1) A specific answer to "what would f(t,C,n) look like?"

AND/OR

2) Is there a general rule or method that would help me solve this? What do you when a series starts to look like:

x|f(x)
1|n
2|n + n^2
3|n + n^2 + n^3
4|...

In response to @david-k 's answer, I generated the functions as follows:

They are meant to represent investing an annual contribution (C) into an investment with an annual return (n) for a given number of years (t). (I know there are existing tools to calculate this, but I wanted to understand how to get there.) f(t,C,n) is total the amount you would have after t years.
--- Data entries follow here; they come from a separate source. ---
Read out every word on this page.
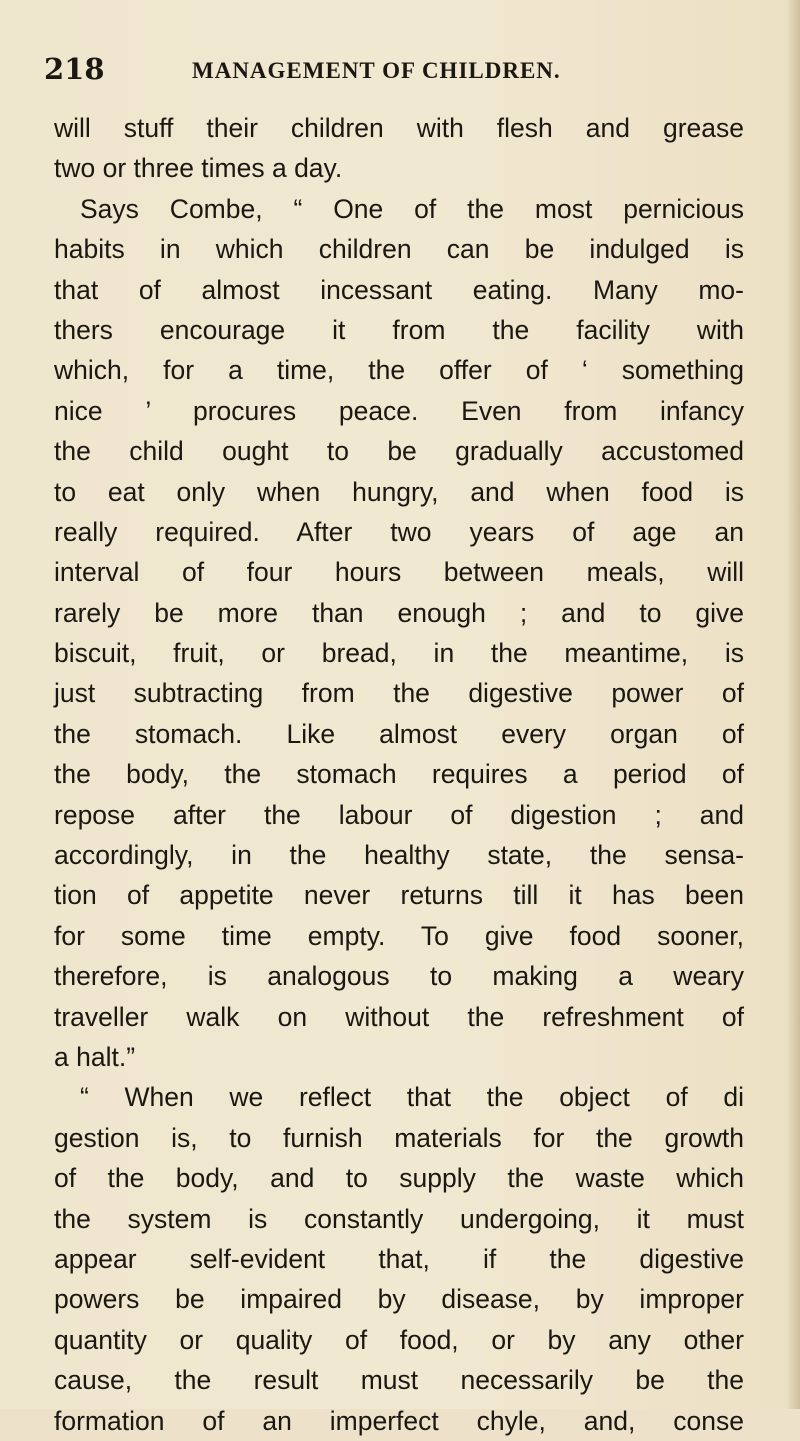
218	MANAGEMENT OF CHILDREN.
will stuff their children with flesh and grease
two or three times a day.
Says Combe, “ One of the most pernicious
habits in which children can be indulged is
that of almost incessant eating. Many mo-
thers encourage it from the facility with
which, for a time, the offer of ‘ something
nice ’ procures peace. Even from infancy
the child ought to be gradually accustomed
to eat only when hungry, and when food is
really required. After two years of age an
interval of four hours between meals, will
rarely be more than enough ; and to give
biscuit, fruit, or bread, in the meantime, is
just subtracting from the digestive power of
the stomach. Like almost every organ of
the body, the stomach requires a period of
repose after the labour of digestion ; and
accordingly, in the healthy state, the sensa-
tion of appetite never returns till it has been
for some time empty. To give food sooner,
therefore, is analogous to making a weary
traveller walk on without the refreshment of
a halt.”
“ When we reflect that the object of di
gestion is, to furnish materials for the growth
of the body, and to supply the waste which
the system is constantly undergoing, it must
appear self-evident that, if the digestive
powers be impaired by disease, by improper
quantity or quality of food, or by any other
cause, the result must necessarily be the
formation of an imperfect chyle, and, conse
So I started with a base case of 1 year. After a year, you'd have the money you put in (C) and the interest on that money (Cn). So

f(1) = C + Cn
or
f(1) = (1 + n)C

After the next term, you have what ever you had after the first term (C+Cn) plus an additional C (the new money you added) plus all of that times the return (n).

f(2) = (C + Cn + C) + (C + Cn + C)n
     = 2C + Cn + (2C + Cn)n
     = 2C + Cn + 2Cn + Cn^2
     = 2C + 3Cn + Cn^2
     = (2 + 3n + n^2)C

So each f(t) was figured out by taking the function for f(t-1), adding C to it, then adding all of that (f(t-1)+C) multiplied by n. (Which is the same as saying that f(t) = (f(t-1)+C) * (1 + n) but I didn't see that until later.)

Answer 1

Factoring out $C$ makes a lot of sense. It actually does help with the next step of simplification.
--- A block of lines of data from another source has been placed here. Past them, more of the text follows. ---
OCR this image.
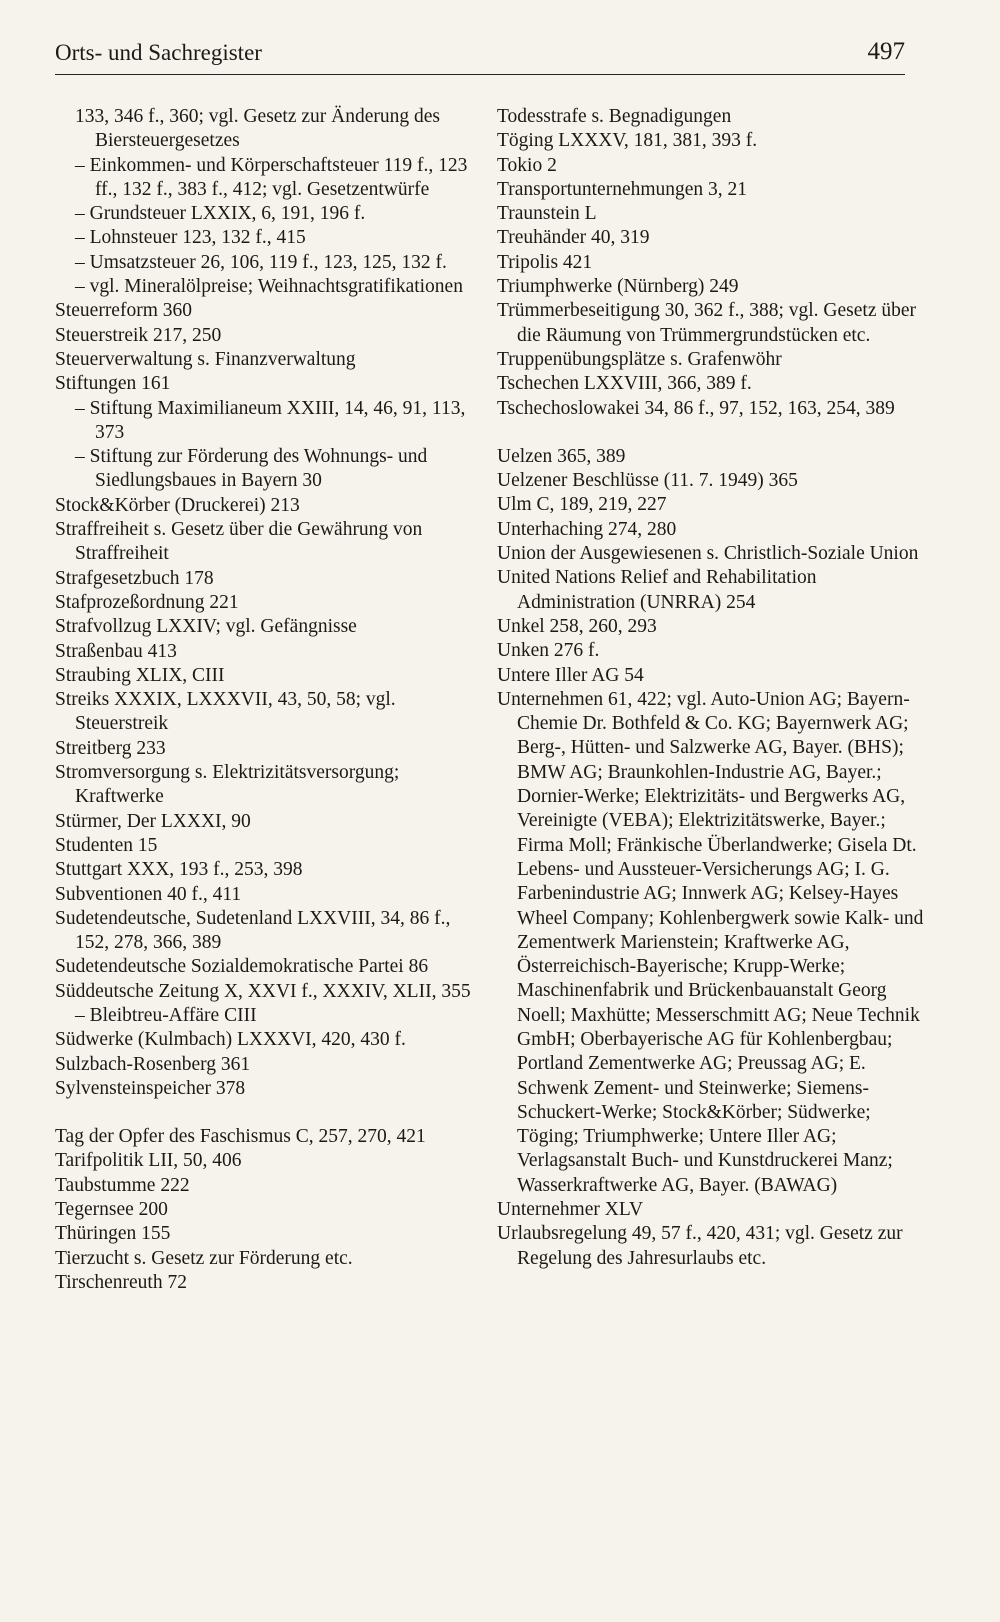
Orts- und Sachregister	497

133, 346 f., 360; vgl. Gesetz zur Änderung des Biersteuergesetzes

– Einkommen- und Körperschaftsteuer 119 f., 123 ff., 132 f., 383 f., 412; vgl. Gesetzentwürfe

– Grundsteuer LXXIX, 6, 191, 196 f.

– Lohnsteuer 123, 132 f., 415

– Umsatzsteuer 26, 106, 119 f., 123, 125, 132 f.

– vgl. Mineralölpreise; Weihnachtsgratifikationen

Steuerreform 360

Steuerstreik 217, 250

Steuerverwaltung s. Finanzverwaltung

Stiftungen 161

– Stiftung Maximilianeum XXIII, 14, 46, 91, 113, 373

– Stiftung zur Förderung des Wohnungs- und Siedlungsbaues in Bayern 30

Stock&Körber (Druckerei) 213

Straffreiheit s. Gesetz über die Gewährung von Straffreiheit

Strafgesetzbuch 178

Stafprozeßordnung 221

Strafvollzug LXXIV; vgl. Gefängnisse

Straßenbau 413

Straubing XLIX, CIII

Streiks XXXIX, LXXXVII, 43, 50, 58; vgl. Steuerstreik

Streitberg 233

Stromversorgung s. Elektrizitätsversorgung; Kraftwerke

Stürmer, Der LXXXI, 90

Studenten 15

Stuttgart XXX, 193 f., 253, 398

Subventionen 40 f., 411

Sudetendeutsche, Sudetenland LXXVIII, 34, 86 f., 152, 278, 366, 389

Sudetendeutsche Sozialdemokratische Partei 86

Süddeutsche Zeitung X, XXVI f., XXXIV, XLII, 355

– Bleibtreu-Affäre CIII

Südwerke (Kulmbach) LXXXVI, 420, 430 f.

Sulzbach-Rosenberg 361

Sylvensteinspeicher 378

Tag der Opfer des Faschismus C, 257, 270, 421

Tarifpolitik LII, 50, 406

Taubstumme 222

Tegernsee 200

Thüringen 155

Tierzucht s. Gesetz zur Förderung etc.

Tirschenreuth 72

Todesstrafe s. Begnadigungen

Töging LXXXV, 181, 381, 393 f.

Tokio 2

Transportunternehmungen 3, 21

Traunstein L

Treuhänder 40, 319

Tripolis 421

Triumphwerke (Nürnberg) 249

Trümmerbeseitigung 30, 362 f., 388; vgl. Gesetz über die Räumung von Trümmergrundstücken etc.

Truppenübungsplätze s. Grafenwöhr

Tschechen LXXVIII, 366, 389 f.

Tschechoslowakei 34, 86 f., 97, 152, 163, 254, 389

Uelzen 365, 389

Uelzener Beschlüsse (11. 7. 1949) 365

Ulm C, 189, 219, 227

Unterhaching 274, 280

Union der Ausgewiesenen s. Christlich-Soziale Union

United Nations Relief and Rehabilitation Administration (UNRRA) 254

Unkel 258, 260, 293

Unken 276 f.

Untere Iller AG 54

Unternehmen 61, 422; vgl. Auto-Union AG; Bayern-Chemie Dr. Bothfeld & Co. KG; Bayernwerk AG; Berg-, Hütten- und Salzwerke AG, Bayer. (BHS); BMW AG; Braunkohlen-Industrie AG, Bayer.; Dornier-Werke; Elektrizitäts- und Bergwerks AG, Vereinigte (VEBA); Elektrizitätswerke, Bayer.; Firma Moll; Fränkische Überlandwerke; Gisela Dt. Lebens- und Aussteuer-Versicherungs AG; I. G. Farbenindustrie AG; Innwerk AG; Kelsey-Hayes Wheel Company; Kohlenbergwerk sowie Kalk- und Zementwerk Marienstein; Kraftwerke AG, Österreichisch-Bayerische; Krupp-Werke; Maschinenfabrik und Brückenbauanstalt Georg Noell; Maxhütte; Messerschmitt AG; Neue Technik GmbH; Oberbayerische AG für Kohlenbergbau; Portland Zementwerke AG; Preussag AG; E. Schwenk Zement- und Steinwerke; Siemens-Schuckert-Werke; Stock&Körber; Südwerke; Töging; Triumphwerke; Untere Iller AG; Verlagsanstalt Buch- und Kunstdruckerei Manz; Wasserkraftwerke AG, Bayer. (BAWAG)

Unternehmer XLV

Urlaubsregelung 49, 57 f., 420, 431; vgl. Gesetz zur Regelung des Jahresurlaubs etc.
The function values seem to follow a certain pattern involving binomial coefficients (numbers from Pascal's triangle). These same kind of numbers show up in the expansion of expressions such as $(1+n)^k$:

\begin{align} (1+n)^2&=1+2n+n^2,\\ (1+n)^3&=1+3n+3n^2+n^3,\\ (1+n)^4&=1+4n+6n^2+4n^3+n^4,\\ (1+n)^5&=1+5n+10n^2+10n^3+5n^4+n^5,\\ (1+n)^6&=1+6n+15n^2+20n^3+15n^4+6n^5+n^6,\\ (1+n)^7&=1+7n+21n^2+35n^3+35n^4+21n^5+7n^6+n^7. \end{align}

Notice how similar these are to your formulas. In fact, the only things we need to do to make them match exactly are to subtract $1,$ reduce the number in the next term by $1$ (for example $6n$ instead of $7n$), and reduce each power of $n$ by $1.$ That is, $$ f(k,C,n) = \frac{(1+n)^{k+1} - n -1}{n}C. $$

Update: The information added to the question makes it possible to state the answer more definitely.

We can see that the proposed formula for $f(k,C,n)$ works for the first few iterations of your process. Now suppose after $k$ years the balance of the account is $\frac{(1+n)^{k+1} - n -1}{n}C$ as predicted by the proposed formula. Add the new investment, $C,$ and accrue interest for one more year, multiplying by $1+n,$ and the new balance is $$ \left(\frac{(1+n)^{k+1} - n -1}{n}C + C\right)(1+n), $$ which is equal to $$ \frac{(1+n)^{k+2} - n -1}{n}C, $$ as predicted. So the formula is also correct for $k+1$ years. By mathematical induction, The formula is good for any positive integer $k.$